Sightlines – November 2014
Rebuilding the Indian: Restoring Myself
Sometimes boats do more than get us from A to B.
A lot more.
Twenty four years ago I bought a 25-foot Bertram from a guy who had given up on his dream. I lived in Sarasota, but I longed for a connection to my childhood on Catalina Island and restoring the Bertram, with the intention of shipping her to California, seemed the missing link to my dream. Halfway through the two-year restoration I met my wife Chareese and with her, my priorities changed. With my dream on hold, Villam stayed in Florida and has been our family boat ever since.
Chareese and I spent our honeymoon on Catalina 22 years ago and I began to share my love of the island with her. We visited every few years since and have recently begun spending a few weeks on the island each summer, albeit as landlubbers. While staying in Avalon last September, I read a little book called Rebuilding the Indian, by Fred Haefele. By no means a literary masterpiece, the book took me through the story of the author buying an Indian motorcycle basket case and the hunt for parts and characters full of advice on his quest to rebuild his classic bike. I got completely caught up in his adventure and decided it was time to restore another boat. One that would actually make it to Catalina this time.

Chareese had not forgotten about my abandonment of the 31-foot Bertram Nautic race boat a couple of years earlier, but never raised much fuss about the new project. I found a 20-foot Bertram Moppie basket case at Lanier Liquidators in Georgia for $4,500 and had her shipped to Sarasota sight unseen. She had all the original hardware and good stringers, but had osmosis blisters on the bottom. I called my old friends Jim and Gary for help and between the three of us we managed to put in almost 1,500 man-hours converting my Moppie into a custom center console. She is based loosely on the old Sportsman model, but looks more like a yacht-club launch, complete with teak deck, varnished-teak helm pod, and seat. Hellcat is printed in white U.S. Navy stencil across her flag-blue transom, so named after the World War II fighters of the Pacific and my rambunctious four-year-old granddaughter Hallie Kate, as promised. In early July, after seven months of full-time restoration, she was ready to ship west to her new home in San Pedro, California.
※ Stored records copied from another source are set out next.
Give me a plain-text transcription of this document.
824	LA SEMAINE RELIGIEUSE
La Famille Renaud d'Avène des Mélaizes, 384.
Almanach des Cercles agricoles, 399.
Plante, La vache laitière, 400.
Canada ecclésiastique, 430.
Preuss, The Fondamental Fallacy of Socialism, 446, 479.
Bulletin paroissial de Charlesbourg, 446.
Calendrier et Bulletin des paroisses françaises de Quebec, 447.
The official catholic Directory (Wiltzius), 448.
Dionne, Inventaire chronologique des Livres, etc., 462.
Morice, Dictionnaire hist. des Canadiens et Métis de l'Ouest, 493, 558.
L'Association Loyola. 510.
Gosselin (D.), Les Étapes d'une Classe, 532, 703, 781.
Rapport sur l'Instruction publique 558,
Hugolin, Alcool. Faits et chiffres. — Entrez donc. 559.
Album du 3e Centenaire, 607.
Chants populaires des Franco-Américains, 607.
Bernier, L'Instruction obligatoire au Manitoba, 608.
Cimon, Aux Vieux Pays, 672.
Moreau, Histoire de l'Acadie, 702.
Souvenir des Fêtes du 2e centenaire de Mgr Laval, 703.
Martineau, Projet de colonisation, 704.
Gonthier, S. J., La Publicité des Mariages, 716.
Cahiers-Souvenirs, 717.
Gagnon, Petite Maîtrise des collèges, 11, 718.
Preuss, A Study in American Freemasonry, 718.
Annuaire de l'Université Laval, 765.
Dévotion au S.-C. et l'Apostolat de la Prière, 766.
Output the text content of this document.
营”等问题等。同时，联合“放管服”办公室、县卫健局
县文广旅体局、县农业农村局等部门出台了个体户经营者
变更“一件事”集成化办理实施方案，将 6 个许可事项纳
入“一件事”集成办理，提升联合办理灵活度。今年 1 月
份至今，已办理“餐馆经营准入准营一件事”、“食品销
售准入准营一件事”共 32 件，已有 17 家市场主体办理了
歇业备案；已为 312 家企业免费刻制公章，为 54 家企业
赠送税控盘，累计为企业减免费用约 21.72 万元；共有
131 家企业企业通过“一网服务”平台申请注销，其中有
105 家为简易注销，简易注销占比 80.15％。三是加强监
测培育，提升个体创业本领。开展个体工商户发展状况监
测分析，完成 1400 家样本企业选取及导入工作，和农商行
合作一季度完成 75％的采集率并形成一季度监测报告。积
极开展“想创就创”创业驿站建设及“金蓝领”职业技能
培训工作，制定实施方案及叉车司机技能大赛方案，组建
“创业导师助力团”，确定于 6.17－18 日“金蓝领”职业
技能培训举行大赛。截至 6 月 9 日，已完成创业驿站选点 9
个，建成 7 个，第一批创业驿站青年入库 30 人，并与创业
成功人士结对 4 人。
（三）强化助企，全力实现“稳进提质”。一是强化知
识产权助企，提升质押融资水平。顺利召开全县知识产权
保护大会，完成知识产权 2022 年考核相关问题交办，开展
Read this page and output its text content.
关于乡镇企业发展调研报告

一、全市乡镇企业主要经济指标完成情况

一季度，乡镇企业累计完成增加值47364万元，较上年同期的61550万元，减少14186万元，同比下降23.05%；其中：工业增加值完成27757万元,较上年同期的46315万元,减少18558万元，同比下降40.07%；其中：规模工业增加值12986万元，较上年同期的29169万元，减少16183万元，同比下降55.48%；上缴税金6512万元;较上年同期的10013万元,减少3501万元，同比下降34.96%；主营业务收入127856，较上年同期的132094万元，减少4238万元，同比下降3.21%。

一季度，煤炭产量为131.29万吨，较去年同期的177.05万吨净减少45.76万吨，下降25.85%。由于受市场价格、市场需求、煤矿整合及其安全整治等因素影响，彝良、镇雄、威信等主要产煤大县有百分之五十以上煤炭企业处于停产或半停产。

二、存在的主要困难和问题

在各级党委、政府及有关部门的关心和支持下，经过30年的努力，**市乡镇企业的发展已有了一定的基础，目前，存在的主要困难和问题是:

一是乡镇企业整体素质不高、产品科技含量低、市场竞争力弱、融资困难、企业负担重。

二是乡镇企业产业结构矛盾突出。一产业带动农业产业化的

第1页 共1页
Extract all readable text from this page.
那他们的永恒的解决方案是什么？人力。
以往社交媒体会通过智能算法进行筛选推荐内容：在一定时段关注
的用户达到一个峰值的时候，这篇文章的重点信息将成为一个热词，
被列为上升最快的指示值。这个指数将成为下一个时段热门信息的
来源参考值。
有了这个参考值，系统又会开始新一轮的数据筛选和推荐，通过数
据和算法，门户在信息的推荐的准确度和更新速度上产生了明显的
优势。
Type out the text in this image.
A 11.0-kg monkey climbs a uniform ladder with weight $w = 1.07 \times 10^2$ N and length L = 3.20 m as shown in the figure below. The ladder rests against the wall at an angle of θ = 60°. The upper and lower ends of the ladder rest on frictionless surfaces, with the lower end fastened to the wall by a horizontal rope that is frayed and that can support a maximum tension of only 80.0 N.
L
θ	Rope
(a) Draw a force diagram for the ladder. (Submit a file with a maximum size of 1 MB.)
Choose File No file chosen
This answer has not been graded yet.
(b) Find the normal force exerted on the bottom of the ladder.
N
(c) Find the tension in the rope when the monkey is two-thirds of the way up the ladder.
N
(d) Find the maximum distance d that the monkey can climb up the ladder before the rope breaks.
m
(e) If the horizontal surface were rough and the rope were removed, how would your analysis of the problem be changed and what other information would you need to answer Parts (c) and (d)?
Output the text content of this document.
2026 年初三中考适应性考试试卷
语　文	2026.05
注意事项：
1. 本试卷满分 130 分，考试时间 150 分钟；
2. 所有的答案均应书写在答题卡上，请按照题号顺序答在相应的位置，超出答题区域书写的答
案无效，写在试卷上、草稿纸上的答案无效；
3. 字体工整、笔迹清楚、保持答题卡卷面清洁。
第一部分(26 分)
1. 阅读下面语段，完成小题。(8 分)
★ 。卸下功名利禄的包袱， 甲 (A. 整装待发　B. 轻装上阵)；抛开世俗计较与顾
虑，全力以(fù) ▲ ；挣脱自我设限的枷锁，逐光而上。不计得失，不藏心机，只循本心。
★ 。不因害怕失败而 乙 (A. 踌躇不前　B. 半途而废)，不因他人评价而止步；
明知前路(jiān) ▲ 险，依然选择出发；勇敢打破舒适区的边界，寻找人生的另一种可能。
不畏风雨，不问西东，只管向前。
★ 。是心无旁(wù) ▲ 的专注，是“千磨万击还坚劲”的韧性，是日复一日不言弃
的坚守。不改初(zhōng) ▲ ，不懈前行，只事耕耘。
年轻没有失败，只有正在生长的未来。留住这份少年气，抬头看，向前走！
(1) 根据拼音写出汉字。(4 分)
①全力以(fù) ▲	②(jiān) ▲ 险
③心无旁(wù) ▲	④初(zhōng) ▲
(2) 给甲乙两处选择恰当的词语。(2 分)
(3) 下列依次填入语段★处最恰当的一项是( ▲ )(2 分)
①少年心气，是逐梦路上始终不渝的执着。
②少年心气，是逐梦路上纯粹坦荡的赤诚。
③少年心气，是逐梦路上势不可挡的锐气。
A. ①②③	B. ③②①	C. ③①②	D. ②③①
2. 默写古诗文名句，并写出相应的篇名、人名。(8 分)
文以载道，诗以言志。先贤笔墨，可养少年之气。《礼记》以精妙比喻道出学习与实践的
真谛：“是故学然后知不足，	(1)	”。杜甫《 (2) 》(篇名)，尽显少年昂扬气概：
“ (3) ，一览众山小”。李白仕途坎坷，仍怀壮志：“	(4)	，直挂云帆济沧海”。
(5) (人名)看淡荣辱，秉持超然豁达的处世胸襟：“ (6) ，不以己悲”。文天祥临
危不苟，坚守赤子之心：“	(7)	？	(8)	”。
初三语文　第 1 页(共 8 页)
Our first launch in California was out of Cabrillo Marina with my daughter Jennifer and her husband Jason onboard. We motored out of the marina into a patch known locally as Hurricane Gulch, brought her up to speed, and with an ear-to-ear grin plastered across my face, we raced across the harbor. I don’t think Jennifer has ever seen me so happy before. I hadn’t been on that piece of water in 35 years and I felt like a kid again. We stuck our heads out of the breakwater and glimpsed the dark-blue crossing we would make the next morning. After 22 years of waiting, we only had one day and 22 miles to go.
The Catalina Channel is one of the deepest channels in the world and the 20-foot Bertram felt pretty small that morning as we crossed, but I finally had my own boat on the island again. I wasn’t landlocked any more and I could finally share my favorite place on earth with my family. We ran up and down the leeward side all week, stopping for snorkeling and lunch at the Isthmus along the way. Coming back to Avalon we rode the backs of following seas, drenching me with spray while the setting sun dried the salt on my skin, with my grandkids asleep in the bow curled up on their beanbags, I was in heaven. Approaching town one afternoon we came upon a rare pod of Reese Dolphins with Jace and Hallie Kate at the bow being treated to a show of nature that few ever get to see. We were living the dream with our little Hellcat.
After seven months of hard work and $90,000 in restoration costs, I was asked if it was all worth it. Yes. It was worth every penny, even if it were the last time I would ever experience it. It wasn’t so much a boat restoration as a restoration of myself. It was the fulfillment of a dream and I felt young again. And that is priceless.